# Does this give anybody any ideas for things to make



## HowardInToronto (Sep 27, 2013)

http://www.fastcoexist.com/3026064/buy-this-50-block-of-wood-to-remind-you-to-stop-buying-so-much-stuff?partner=newsletter


----------



## tncraftsman (Oct 21, 2009)

It's fair to say we can "make" anything. However making something that someone will "buy" is something else entirely.

This is a good example of marketing.


----------



## HowardInToronto (Sep 27, 2013)

You got my (cynical) point exactly!

Howard


----------



## Dark_Lightning (Nov 20, 2009)

SPAM


----------



## LakeLover (Feb 2, 2013)

A year to refine the concept?

Like PT Barnum said there is one born every minute.


----------



## MarkE (Feb 26, 2008)

I have come to terms with my addiction to over-consumption.


----------



## Smitty_Cabinetshop (Mar 26, 2011)

I just kept shaking my head while reading that article. I'm still kinda speechless.
.
.
Except to say,
.
.
Not "SPAM", Dark. It's a link to an article. But thanks for checking in.


----------



## camps764 (Dec 9, 2011)

It's a shame to say that I know some people who would probably buy the darn thing and be proud that they did.
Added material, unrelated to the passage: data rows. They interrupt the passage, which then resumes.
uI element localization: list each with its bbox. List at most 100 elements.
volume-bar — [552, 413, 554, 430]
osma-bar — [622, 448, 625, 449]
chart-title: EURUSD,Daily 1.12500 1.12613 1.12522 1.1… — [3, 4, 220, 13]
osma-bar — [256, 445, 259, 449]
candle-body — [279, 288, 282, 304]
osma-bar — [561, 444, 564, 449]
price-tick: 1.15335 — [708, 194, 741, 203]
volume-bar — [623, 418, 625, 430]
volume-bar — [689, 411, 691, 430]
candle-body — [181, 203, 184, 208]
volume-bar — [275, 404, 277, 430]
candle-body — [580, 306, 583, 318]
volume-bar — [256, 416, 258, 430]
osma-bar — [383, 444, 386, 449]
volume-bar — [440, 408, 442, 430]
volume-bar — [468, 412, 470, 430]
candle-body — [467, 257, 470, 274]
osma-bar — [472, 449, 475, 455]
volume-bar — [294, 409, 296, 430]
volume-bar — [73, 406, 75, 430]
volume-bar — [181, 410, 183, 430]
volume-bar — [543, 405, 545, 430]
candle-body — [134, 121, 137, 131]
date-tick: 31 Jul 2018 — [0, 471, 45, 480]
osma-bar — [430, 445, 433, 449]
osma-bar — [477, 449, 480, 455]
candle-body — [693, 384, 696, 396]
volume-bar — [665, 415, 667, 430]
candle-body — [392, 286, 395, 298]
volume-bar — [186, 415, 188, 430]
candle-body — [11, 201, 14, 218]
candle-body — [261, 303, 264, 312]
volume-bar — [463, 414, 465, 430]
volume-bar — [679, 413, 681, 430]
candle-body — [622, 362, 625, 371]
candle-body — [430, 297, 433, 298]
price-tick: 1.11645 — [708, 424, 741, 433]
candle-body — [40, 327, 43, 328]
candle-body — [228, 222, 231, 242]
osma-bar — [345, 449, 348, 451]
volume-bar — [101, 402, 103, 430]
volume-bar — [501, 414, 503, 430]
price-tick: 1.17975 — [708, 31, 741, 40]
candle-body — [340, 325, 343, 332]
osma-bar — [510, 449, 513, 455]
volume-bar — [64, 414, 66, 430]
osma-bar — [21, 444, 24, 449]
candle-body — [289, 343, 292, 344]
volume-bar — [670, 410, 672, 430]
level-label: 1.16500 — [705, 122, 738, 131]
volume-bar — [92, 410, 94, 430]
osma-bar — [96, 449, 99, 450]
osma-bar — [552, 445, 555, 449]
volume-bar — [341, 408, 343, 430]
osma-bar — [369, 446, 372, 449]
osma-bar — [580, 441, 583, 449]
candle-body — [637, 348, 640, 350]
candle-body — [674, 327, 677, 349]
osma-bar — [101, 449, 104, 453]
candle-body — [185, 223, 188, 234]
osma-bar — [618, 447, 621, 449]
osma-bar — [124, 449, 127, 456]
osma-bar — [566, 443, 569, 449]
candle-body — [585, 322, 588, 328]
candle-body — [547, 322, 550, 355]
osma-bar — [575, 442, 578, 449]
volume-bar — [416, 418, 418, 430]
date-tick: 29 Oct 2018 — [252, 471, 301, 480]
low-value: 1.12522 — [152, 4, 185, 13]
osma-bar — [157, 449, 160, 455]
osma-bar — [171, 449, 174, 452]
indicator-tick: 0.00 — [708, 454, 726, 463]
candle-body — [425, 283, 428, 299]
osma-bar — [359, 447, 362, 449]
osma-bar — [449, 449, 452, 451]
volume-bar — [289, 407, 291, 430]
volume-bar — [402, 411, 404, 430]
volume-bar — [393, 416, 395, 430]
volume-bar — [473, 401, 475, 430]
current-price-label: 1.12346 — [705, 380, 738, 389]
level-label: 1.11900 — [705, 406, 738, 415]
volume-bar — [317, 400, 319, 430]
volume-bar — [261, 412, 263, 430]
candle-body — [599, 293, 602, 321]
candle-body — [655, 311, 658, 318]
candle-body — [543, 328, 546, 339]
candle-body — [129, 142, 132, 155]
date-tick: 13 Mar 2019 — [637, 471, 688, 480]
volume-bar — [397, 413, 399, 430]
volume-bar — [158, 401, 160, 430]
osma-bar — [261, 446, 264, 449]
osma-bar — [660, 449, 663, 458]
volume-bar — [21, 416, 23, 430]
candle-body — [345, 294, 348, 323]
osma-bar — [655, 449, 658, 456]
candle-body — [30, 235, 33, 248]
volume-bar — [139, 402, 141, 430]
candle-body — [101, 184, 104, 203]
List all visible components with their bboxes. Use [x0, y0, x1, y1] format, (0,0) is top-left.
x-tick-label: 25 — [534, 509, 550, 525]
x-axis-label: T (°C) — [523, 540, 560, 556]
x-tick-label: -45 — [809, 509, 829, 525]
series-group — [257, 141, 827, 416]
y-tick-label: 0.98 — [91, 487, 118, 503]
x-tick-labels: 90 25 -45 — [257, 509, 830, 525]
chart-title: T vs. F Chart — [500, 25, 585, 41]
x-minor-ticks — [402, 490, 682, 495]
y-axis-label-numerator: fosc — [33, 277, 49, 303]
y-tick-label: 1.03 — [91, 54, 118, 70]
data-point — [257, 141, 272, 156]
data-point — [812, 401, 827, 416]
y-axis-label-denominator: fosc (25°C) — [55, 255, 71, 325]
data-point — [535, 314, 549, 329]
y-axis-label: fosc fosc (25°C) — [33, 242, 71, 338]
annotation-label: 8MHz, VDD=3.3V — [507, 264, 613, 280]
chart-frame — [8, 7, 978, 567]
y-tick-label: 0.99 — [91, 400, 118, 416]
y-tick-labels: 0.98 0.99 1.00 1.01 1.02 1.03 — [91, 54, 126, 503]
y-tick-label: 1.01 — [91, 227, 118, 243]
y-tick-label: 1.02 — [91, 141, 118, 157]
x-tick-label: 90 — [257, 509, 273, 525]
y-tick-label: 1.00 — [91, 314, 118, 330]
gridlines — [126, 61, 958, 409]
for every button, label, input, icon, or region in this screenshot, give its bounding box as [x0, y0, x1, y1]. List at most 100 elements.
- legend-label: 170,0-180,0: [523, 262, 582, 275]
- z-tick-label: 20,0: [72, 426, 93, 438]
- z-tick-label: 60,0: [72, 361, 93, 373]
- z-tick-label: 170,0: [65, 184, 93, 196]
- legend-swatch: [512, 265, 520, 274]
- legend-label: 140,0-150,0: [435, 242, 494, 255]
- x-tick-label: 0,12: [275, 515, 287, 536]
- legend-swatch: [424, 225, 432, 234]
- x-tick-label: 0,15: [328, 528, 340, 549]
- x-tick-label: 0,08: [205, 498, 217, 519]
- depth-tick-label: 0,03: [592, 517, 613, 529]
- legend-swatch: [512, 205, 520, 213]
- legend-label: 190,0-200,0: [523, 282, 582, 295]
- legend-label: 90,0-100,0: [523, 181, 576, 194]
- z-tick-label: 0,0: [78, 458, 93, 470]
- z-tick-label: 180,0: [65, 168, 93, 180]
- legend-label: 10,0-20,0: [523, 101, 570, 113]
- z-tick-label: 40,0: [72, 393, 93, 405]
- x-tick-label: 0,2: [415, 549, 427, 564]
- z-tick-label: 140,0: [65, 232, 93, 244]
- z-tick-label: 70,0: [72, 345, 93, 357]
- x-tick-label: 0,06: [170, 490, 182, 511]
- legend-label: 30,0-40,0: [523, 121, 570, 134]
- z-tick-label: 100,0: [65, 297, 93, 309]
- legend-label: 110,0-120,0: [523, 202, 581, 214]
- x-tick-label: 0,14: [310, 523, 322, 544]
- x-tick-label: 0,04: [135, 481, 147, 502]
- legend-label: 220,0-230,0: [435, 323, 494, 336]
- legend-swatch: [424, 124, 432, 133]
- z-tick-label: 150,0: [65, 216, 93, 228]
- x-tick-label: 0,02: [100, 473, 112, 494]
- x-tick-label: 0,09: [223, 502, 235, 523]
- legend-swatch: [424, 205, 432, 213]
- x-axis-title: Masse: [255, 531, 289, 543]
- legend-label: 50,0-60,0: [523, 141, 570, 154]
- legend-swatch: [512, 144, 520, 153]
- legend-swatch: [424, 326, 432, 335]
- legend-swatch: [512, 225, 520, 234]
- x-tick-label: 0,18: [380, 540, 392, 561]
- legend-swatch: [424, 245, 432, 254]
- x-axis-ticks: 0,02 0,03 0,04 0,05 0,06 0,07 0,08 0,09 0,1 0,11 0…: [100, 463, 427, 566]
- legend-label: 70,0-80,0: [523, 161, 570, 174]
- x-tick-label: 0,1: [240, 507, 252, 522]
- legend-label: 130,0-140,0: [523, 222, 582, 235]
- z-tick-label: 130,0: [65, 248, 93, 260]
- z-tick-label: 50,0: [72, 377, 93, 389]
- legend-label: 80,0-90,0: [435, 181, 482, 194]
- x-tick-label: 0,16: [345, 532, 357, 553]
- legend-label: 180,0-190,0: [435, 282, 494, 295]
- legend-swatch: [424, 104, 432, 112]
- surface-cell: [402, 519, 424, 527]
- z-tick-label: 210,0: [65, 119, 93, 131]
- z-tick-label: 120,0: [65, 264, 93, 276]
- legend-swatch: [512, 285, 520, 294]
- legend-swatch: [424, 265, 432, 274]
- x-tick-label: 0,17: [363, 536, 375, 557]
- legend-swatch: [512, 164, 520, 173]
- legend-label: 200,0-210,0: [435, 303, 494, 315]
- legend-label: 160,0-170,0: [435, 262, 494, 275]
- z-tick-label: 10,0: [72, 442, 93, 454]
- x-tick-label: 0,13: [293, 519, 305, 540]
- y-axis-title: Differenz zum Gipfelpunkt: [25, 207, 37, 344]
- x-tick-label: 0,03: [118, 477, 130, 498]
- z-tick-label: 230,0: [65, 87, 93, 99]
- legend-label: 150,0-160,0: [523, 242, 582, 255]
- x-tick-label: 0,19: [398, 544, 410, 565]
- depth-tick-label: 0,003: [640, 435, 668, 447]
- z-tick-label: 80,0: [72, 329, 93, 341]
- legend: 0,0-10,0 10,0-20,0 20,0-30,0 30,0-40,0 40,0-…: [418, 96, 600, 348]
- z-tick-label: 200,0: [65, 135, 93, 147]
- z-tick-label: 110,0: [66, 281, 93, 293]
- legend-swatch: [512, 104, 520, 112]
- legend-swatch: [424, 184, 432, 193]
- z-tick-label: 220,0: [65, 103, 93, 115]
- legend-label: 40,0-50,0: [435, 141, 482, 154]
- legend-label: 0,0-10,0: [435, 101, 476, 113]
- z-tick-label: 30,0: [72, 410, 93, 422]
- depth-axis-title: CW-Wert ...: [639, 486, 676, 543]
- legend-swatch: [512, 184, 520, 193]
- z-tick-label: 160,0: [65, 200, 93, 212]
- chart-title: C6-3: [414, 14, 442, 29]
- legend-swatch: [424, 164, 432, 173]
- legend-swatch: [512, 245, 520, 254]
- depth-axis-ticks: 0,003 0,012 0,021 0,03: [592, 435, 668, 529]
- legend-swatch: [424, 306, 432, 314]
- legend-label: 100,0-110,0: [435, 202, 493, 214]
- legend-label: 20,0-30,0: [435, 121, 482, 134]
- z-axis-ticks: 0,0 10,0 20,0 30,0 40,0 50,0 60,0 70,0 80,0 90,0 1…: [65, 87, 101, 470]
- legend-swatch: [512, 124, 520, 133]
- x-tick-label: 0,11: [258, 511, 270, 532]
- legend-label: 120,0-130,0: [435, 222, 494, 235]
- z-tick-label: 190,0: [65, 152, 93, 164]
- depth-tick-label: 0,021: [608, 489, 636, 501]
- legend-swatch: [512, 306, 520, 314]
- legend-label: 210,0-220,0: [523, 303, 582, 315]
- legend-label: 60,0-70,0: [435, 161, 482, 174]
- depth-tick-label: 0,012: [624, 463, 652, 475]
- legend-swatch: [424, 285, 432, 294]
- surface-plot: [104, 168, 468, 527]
If you need to buy something to remind yourself to stop buying so much stuff it's probably time for some soul-searching.


----------



## TheWoodenOyster (Feb 6, 2013)

That would be a stellar first commission. Here would be your sell to the buyer…

"Well this piece is very intricate and could involve as many as 6 to 7 power tools that I do not currently have. I'll tell you what, I will give you the labor portion of this commission for free, and all you have to do is pay for the tools and the wood. The estimate is $15000. That may seems steep, but you will have an everlasting memento of how to remember your place on this planet. Inner peace will be yours because of this black rectangular prism."

They agree. You get a helical head planer, a helical head jointer, a 5 hp cabinet saw, a brand new router, a drum sander, a random orbital sander, and an 8 foot piece of 12/4 ebony (offcut of course, it's recycling). They get inner peace. Sounds like a good plan to me…


----------



## Ripthorn (Mar 24, 2010)

You think this is bad, when iPhones were still pretty new, there was an app called something like "I'm rich". It was just a glowing jewel icon, nothing more. The price tag? $1000. The sad part? It sold 10 or 15 before Apple took it down.


----------



## helluvawreck (Jul 21, 2010)

Why not go ahead and carve, "Why Did I Buy This?", on the front of the block. That might add something to it.

helluvawreck aka Charles
http://woodworkingexpo.wordpress.com


----------



## DonBroussard (Mar 27, 2012)

Looks like a pet block as an upgrade to the pet rock. IIRC, pet rocks also sold pretty well back in the day.


----------



## camps764 (Dec 9, 2011)

pet block made me chuckle.

I bet you don't get the full effect until you have company over and you brag about what you paid for the thing.


----------